Athletic Bilbao se encuentra en un momento crucial debido a los nuevos cambios en el sistema de traspasos aprobados por FIFA, que entrarán en vigor el 1 de enero de 2027. Estos cambios, que buscan equilibrar los derechos de los jugadores y los clubes, afectarán a todos los futbolistas, incluido el Athletic. La obligación de incluir cláusulas de rescisión en todos los contratos es una de las modificaciones más significativas que se implementarán. Esto representa un desafío para el Athletic, que históricamente ha manejado sus renovaciones de manera diferente.

La situación se deriva de un conflicto anterior con el jugador Lass Diarra, lo que ha llevado a la FIFA a establecer nuevas regulaciones. A partir de 2027, todos los jugadores deberán tener un precio de salida acordado con su club, lo que podría complicar las futuras renovaciones de los futbolistas del Athletic. En los últimos años, no todos los jugadores del primer equipo han ampliado su contrato, lo que podría generar tensiones en el vestuario.

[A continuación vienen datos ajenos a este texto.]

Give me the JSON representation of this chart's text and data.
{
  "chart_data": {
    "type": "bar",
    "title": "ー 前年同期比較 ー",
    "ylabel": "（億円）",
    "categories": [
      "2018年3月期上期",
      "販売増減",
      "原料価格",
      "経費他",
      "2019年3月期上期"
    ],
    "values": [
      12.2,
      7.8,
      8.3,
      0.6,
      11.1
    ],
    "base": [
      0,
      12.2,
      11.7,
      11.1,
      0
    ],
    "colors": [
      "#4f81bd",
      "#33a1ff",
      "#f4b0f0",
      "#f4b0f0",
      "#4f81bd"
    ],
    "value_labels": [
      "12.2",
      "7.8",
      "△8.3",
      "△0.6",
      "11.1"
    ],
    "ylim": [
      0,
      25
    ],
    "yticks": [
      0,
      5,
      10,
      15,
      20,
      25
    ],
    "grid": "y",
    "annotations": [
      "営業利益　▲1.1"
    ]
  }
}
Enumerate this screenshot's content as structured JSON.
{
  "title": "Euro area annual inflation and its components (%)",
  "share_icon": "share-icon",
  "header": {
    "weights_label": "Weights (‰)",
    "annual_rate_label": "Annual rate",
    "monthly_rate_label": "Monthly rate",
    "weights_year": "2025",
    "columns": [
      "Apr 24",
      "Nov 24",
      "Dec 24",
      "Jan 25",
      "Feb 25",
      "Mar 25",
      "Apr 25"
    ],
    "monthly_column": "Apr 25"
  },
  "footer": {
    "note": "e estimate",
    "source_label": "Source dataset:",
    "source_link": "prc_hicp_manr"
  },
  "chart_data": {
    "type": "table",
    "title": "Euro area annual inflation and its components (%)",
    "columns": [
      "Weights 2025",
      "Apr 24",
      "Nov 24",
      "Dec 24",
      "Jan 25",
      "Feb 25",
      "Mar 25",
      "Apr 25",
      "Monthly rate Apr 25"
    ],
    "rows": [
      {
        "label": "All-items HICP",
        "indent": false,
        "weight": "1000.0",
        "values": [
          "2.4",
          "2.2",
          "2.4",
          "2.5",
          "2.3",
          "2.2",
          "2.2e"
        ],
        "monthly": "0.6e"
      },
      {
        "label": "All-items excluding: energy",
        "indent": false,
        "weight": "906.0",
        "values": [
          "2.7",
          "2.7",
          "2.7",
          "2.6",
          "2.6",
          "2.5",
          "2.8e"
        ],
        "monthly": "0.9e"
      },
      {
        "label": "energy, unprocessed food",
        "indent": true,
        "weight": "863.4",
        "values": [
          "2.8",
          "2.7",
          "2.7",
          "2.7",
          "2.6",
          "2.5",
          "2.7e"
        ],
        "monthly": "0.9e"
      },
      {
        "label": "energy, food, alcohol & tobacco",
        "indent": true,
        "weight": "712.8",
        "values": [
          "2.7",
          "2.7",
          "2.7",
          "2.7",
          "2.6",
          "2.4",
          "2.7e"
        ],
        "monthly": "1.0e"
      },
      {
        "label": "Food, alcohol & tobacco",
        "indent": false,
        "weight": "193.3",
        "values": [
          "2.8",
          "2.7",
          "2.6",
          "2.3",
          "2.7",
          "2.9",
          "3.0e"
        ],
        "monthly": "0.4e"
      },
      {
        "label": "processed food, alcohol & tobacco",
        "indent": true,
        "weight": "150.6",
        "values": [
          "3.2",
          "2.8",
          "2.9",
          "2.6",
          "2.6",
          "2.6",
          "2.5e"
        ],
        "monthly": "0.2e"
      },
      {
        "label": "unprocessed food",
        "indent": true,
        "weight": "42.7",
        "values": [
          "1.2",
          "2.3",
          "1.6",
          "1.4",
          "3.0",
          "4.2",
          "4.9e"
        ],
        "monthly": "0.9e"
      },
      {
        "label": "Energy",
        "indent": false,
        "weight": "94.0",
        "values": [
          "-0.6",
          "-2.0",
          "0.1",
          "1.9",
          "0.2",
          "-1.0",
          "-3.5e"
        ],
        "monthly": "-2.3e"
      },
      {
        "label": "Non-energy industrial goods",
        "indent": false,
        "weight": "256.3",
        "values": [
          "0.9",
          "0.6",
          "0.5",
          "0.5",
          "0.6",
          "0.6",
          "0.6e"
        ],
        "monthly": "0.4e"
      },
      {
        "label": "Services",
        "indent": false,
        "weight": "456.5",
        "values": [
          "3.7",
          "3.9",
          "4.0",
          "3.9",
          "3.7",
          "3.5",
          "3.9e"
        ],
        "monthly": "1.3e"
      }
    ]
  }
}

El presidente Josu Urrutia fue pionero en implementar cláusulas de rescisión en los contratos del Athletic, comenzando con la renovación de Iker Muniain en 2018. Esta estrategia buscaba fortalecer la relación entre el jugador y el club, permitiendo que los futbolistas se sintieran más comprometidos con el Athletic. Sin embargo, la nueva normativa obligará a todos los jugadores a tener cláusulas de rescisión, lo que podría cambiar la dinámica de las renovaciones futuras.

El Athletic, conocido por su filosofía de cantera, deberá adaptarse a estos cambios para mantener su competitividad en LaLiga. La inclusión de cláusulas de rescisión podría ser vista como una forma de proteger los intereses del club, pero también podría dificultar la retención de talentos clave. A medida que se acerca la fecha de implementación, el club deberá evaluar cómo afectará esto a su estrategia de fichajes y renovaciones.

En resumen, los cambios en el sistema de traspasos de FIFA presentan tanto desafíos como oportunidades para el Athletic Bilbao. La adaptación a estas nuevas regulaciones será crucial para el futuro del club y su capacidad para competir al más alto nivel en el fútbol español.